The Jack Jackson Show

The Jack Jackson Show

1958 - United Kingdom

According to the 1958 ATV Show Book "no world of jazz and pop fantasy was ever more fantastic, more unexpected, funnier or, when it needs to be, pleasingly sentimental than this thing called The Jack Jackson Show." 

Jack Jackson was a bandleader and trumpeter who gave up his musical career in the late 1940s to compere a BBC radio series called Band Parade. In June 1948 he was given his own late-night record show called Record Round Up and over the next twenty years his unique style made him a household name and influenced a generation of radio disc jockey's, not least of all Kenny Everett. 

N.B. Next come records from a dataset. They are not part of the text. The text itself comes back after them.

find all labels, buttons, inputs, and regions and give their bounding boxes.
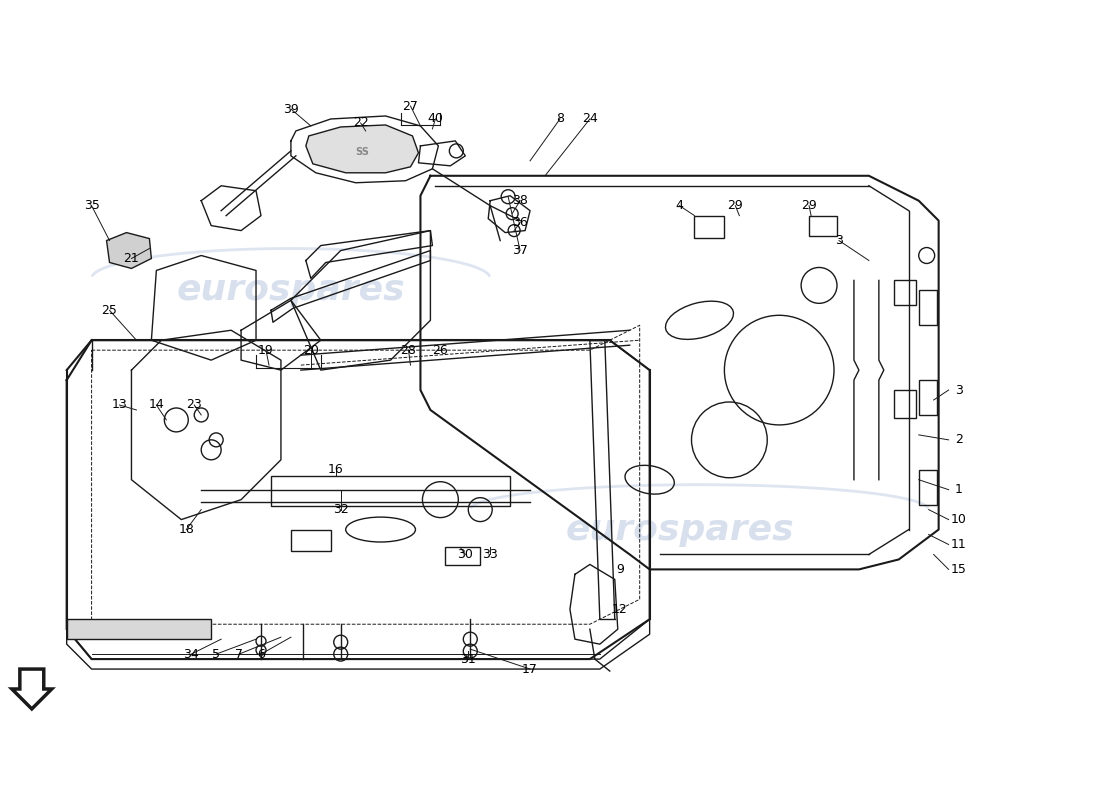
Bar bbox=[918, 470, 937, 505]
Text: 10: 10 bbox=[950, 513, 967, 526]
Text: 28: 28 bbox=[400, 344, 417, 357]
Text: 21: 21 bbox=[123, 252, 140, 265]
Polygon shape bbox=[12, 669, 52, 709]
Text: 27: 27 bbox=[403, 99, 418, 113]
Bar bbox=[446, 547, 481, 566]
Text: 19: 19 bbox=[258, 344, 274, 357]
Text: 24: 24 bbox=[582, 113, 597, 126]
Text: 34: 34 bbox=[184, 648, 199, 661]
Text: 30: 30 bbox=[458, 548, 473, 561]
Text: 26: 26 bbox=[432, 344, 449, 357]
Text: 35: 35 bbox=[84, 199, 99, 212]
Text: 12: 12 bbox=[612, 602, 628, 616]
Bar bbox=[894, 281, 915, 306]
Text: 3: 3 bbox=[835, 234, 843, 247]
Text: 22: 22 bbox=[353, 117, 369, 130]
Text: 40: 40 bbox=[428, 113, 443, 126]
Polygon shape bbox=[107, 233, 152, 269]
Bar bbox=[918, 290, 937, 326]
Bar bbox=[67, 619, 211, 639]
Text: eurospares: eurospares bbox=[177, 274, 405, 307]
Text: 5: 5 bbox=[212, 648, 220, 661]
Text: 9: 9 bbox=[616, 563, 624, 576]
Text: eurospares: eurospares bbox=[565, 513, 794, 546]
Bar bbox=[894, 390, 915, 418]
Text: 36: 36 bbox=[513, 216, 528, 229]
Text: 23: 23 bbox=[186, 398, 202, 411]
Text: 38: 38 bbox=[513, 194, 528, 207]
Text: 39: 39 bbox=[283, 102, 299, 115]
Text: 8: 8 bbox=[556, 113, 564, 126]
Bar bbox=[271, 476, 510, 506]
Polygon shape bbox=[306, 125, 418, 173]
Text: 25: 25 bbox=[101, 304, 118, 317]
Text: 29: 29 bbox=[801, 199, 817, 212]
Bar bbox=[810, 216, 837, 235]
Bar bbox=[918, 380, 937, 415]
Text: SS: SS bbox=[355, 147, 370, 157]
Text: 3: 3 bbox=[955, 383, 962, 397]
Text: 6: 6 bbox=[257, 648, 265, 661]
Text: 32: 32 bbox=[333, 503, 349, 516]
Text: 14: 14 bbox=[148, 398, 164, 411]
Text: 17: 17 bbox=[522, 662, 538, 675]
Bar bbox=[694, 216, 725, 238]
Text: 29: 29 bbox=[727, 199, 744, 212]
Text: 15: 15 bbox=[950, 563, 967, 576]
Text: 7: 7 bbox=[235, 648, 243, 661]
Text: 1: 1 bbox=[955, 483, 962, 496]
Text: 18: 18 bbox=[178, 523, 195, 536]
Text: 4: 4 bbox=[675, 199, 683, 212]
Text: 13: 13 bbox=[111, 398, 128, 411]
Bar bbox=[290, 530, 331, 551]
Text: 31: 31 bbox=[461, 653, 476, 666]
Text: 11: 11 bbox=[950, 538, 967, 551]
Text: 2: 2 bbox=[955, 434, 962, 446]
Text: 20: 20 bbox=[302, 344, 319, 357]
Text: 16: 16 bbox=[328, 463, 343, 476]
Text: 33: 33 bbox=[482, 548, 498, 561]
Text: 37: 37 bbox=[513, 244, 528, 257]
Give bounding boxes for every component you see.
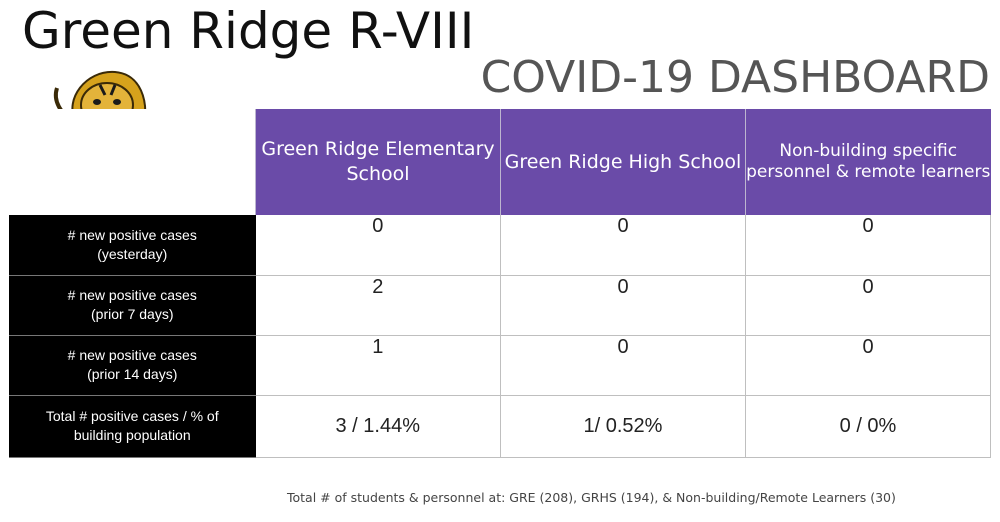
table-cell: 2 [255,275,501,336]
table-row: # new positive cases (prior 7 days) 2 0 … [9,275,991,336]
row-header: # new positive cases (prior 14 days) [9,335,256,396]
column-header-non-building: Non-building specific personnel & remote… [745,109,991,215]
footnote: Total # of students & personnel at: GRE … [287,490,896,505]
table-cell: 3 / 1.44% [255,395,501,458]
table-cell: 0 / 0% [745,395,991,458]
dashboard-title: COVID-19 DASHBOARD [480,52,990,103]
column-header-elementary: Green Ridge Elementary School [255,109,501,215]
table-cell: 0 [255,215,501,276]
column-header-high-school: Green Ridge High School [500,109,746,215]
table-cell: 0 [745,335,991,396]
row-header-line2: (prior 7 days) [91,306,174,322]
row-header: Total # positive cases / % of building p… [9,395,256,458]
covid-dashboard-table: Green Ridge Elementary School Green Ridg… [9,109,991,458]
table-row-total: Total # positive cases / % of building p… [9,395,991,458]
row-header-line2: (prior 14 days) [87,366,178,382]
table-corner [9,109,256,215]
row-header: # new positive cases (yesterday) [9,215,256,276]
table-cell: 0 [500,215,746,276]
row-header-line1: # new positive cases [67,347,197,363]
table-cell: 1 [255,335,501,396]
table-row: # new positive cases (yesterday) 0 0 0 [9,215,991,276]
row-header: # new positive cases (prior 7 days) [9,275,256,336]
row-header-line1: Total # positive cases / % of [45,408,219,424]
table-cell: 0 [500,335,746,396]
row-header-line2: building population [73,427,191,443]
table-cell: 0 [500,275,746,336]
table-cell: 0 [745,215,991,276]
table-cell: 1/ 0.52% [500,395,746,458]
row-header-line1: # new positive cases [67,287,197,303]
row-header-line2: (yesterday) [97,245,168,262]
table-row: # new positive cases (prior 14 days) 1 0… [9,335,991,396]
district-title: Green Ridge R-VIII [22,2,475,60]
table-cell: 0 [745,275,991,336]
row-header-line1: # new positive cases [67,226,197,243]
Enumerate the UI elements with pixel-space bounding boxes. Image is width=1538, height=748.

Jackson's trademark was his lightning cuts between comedy extracts and mock-interviews utilising quick soundbites from popular radio and television programmes of the day such as The Goon Show, Hancock, Benny Hill and (later) Steptoe and Son and Till Death Us Do Part. All this between the musical hits of the day. He was one of the first DJ's to try and transfer the same format to television (Everett did this more successfully with his 'Video' show in the 70s and 80s), and although he received a huge amount of fan mail, the ATV series, which ran on Saturday night's in 1958 was seen as something of a failed experiment. 

Jack Jackson
Jack Jackson in the 1950s

Rehearsal's for the show were done at a small studio in Foley Street in London's West End, and passers by would have seen a whole host of stars wandering in and out of those premises on any given day of the week. Those stars included Alma Cogan, Paddy O'Neil and her husband Alfred Marks (although the latter was not a regular), a very young Judy Carne, Libby Morris, Bill Haydn and Glen Mason. It is said that Sean Connery, a close friend of Mason's would also drop in and say "hello" once in a while. The format of the TV show was similar to the radio series with quick-fire comedy and soundbites but with Mason, O'Neil and Joan Savage miming to the snippets of dialogue. The series was produced by Peter Glover. 

When Radio One was launched in 1967 Jackson transferred from The Light Programme to host Record Roundabout which lasted until June 1968. He passed away in 1978, just short of his 72nd birthday. For a time one of radio's forgotten heroes, Jack Jackson was hugely influential and is now recognised in the Radio Academy Hall of Fame where some sound clips are available.